Eugène Léon Canseliet, was a French writer and alchemist. He was a student of the mysterious alchemist known as Fulcanelli. He wrote the preface for each of his master's books. Later in his life after his master departed from this world, he took a quiet life in France and continued to study and practice what Fulcanelli taught him, even taking on students. Though Canseliet took on students and chose to pass on much of the alchemical knowledge imparted to him by the adept granted to the 20th century, Fulcanelli, Canseliet chose universities and less esoteric intellectual circles than his master, and simply passed on knowledge relating to the Opus Minor choosing to keep the discretion so customary of the great Hermetic Initiates, the “Unknown Brothers of the mysterious City of the Sun,” as Fulcanelli would have called them. Canseliet met with the late Frater Albertus, a German-American alchemist who practiced in Salt Lake City, Utah. According to Albertus, it was Canseliet who taught him the principle secret needed to perform the Magnum Opus. Canseliet believed by way of Fulcanelli’s teaching, that the only true method was the Dry Way, particularly the Star Regulus of Antimony, the path that Fulcanelli himself likely used. Some believe that Eugene Canseliet was actually Fulcanelli, but this is unlikely considering Canseliet’s exceedingly young age at the time of the publishing of Mystery of the Cathedrals and Dwellings of the Philosophers. This is further expounded by the vast historical, chemical, hermetic, and architectural knowledge possessed by the Initiate, Fulcanelli. Patrick Rivière wrote a book purportedly revealing the true identity of Fulcanelli to be a well to do Parisian physicist who was good friends with Pierre Curie. Canseliet supported this claim of acquaintance, saying that Fulcanelli had many well to do aristocratic colleagues and acquaintances.
Selected works
Deux logis alchimiques, en marge de la science et de l'histoire. Paris, Jean Schemit, 1945, in-8, 157 p. Nouvelle édition augmentée à Paris, chezJean-Jacques Pauvert, 1979, 344 p.
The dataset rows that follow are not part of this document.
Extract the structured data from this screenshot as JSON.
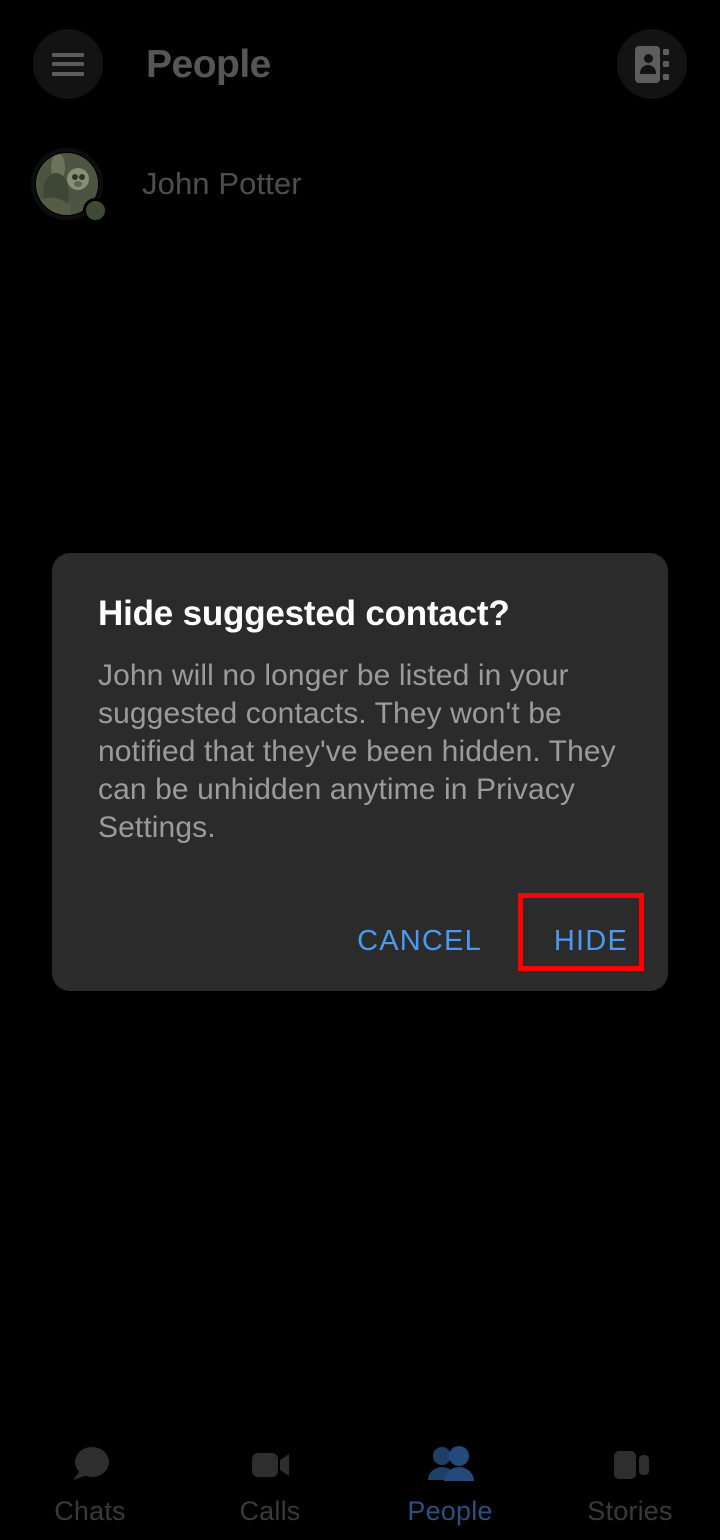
{
  "app": {
    "title": "People"
  },
  "colors": {
    "background": "#000000",
    "dialog_background": "#2b2b2b",
    "accent_blue": "#4a9af2",
    "active_tab_blue": "#2a4f80",
    "highlight_red": "#ff0000",
    "title_gray": "#565656",
    "body_gray": "#9b9b9b",
    "online_status_green": "#3f4a35"
  },
  "app_bar": {
    "menu_icon": "hamburger-menu-icon",
    "title": "People",
    "contacts_icon": "address-book-icon"
  },
  "contact_row": {
    "avatar_icon": "user-avatar",
    "name": "John Potter",
    "status_icon": "online-status-dot"
  },
  "dialog": {
    "title": "Hide suggested contact?",
    "body": "John will no longer be listed in your suggested contacts. They won't be notified that they've been hidden. They can be unhidden anytime in Privacy Settings.",
    "cancel_label": "CANCEL",
    "hide_label": "HIDE"
  },
  "bottom_nav": {
    "items": [
      {
        "label": "Chats",
        "icon": "chat-bubble-icon",
        "active": false
      },
      {
        "label": "Calls",
        "icon": "video-camera-icon",
        "active": false
      },
      {
        "label": "People",
        "icon": "people-icon",
        "active": true
      },
      {
        "label": "Stories",
        "icon": "stories-panels-icon",
        "active": false
      }
    ]
  }
}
Alchimie, études diverses de symbolisme hermétique et de pratique philosophale, Paris, Jean-Jacques Pauvert, 1964, in-8, 285 p. Nouvelle édition revue et augmentée, Paris, Jean-Jacques Pauvert, 1978, 401 p.
L'Alchimie et son ″Livre muet". Introduction et commentaires par Eugène Canseliet, Paris, Jean-Jacques Pauvert, 1967, in-4, 140 p.
L'Alchimie expliquée sur ses textes classiques, Paris, Jean-Jacques Pauvert, 1972, 312 p.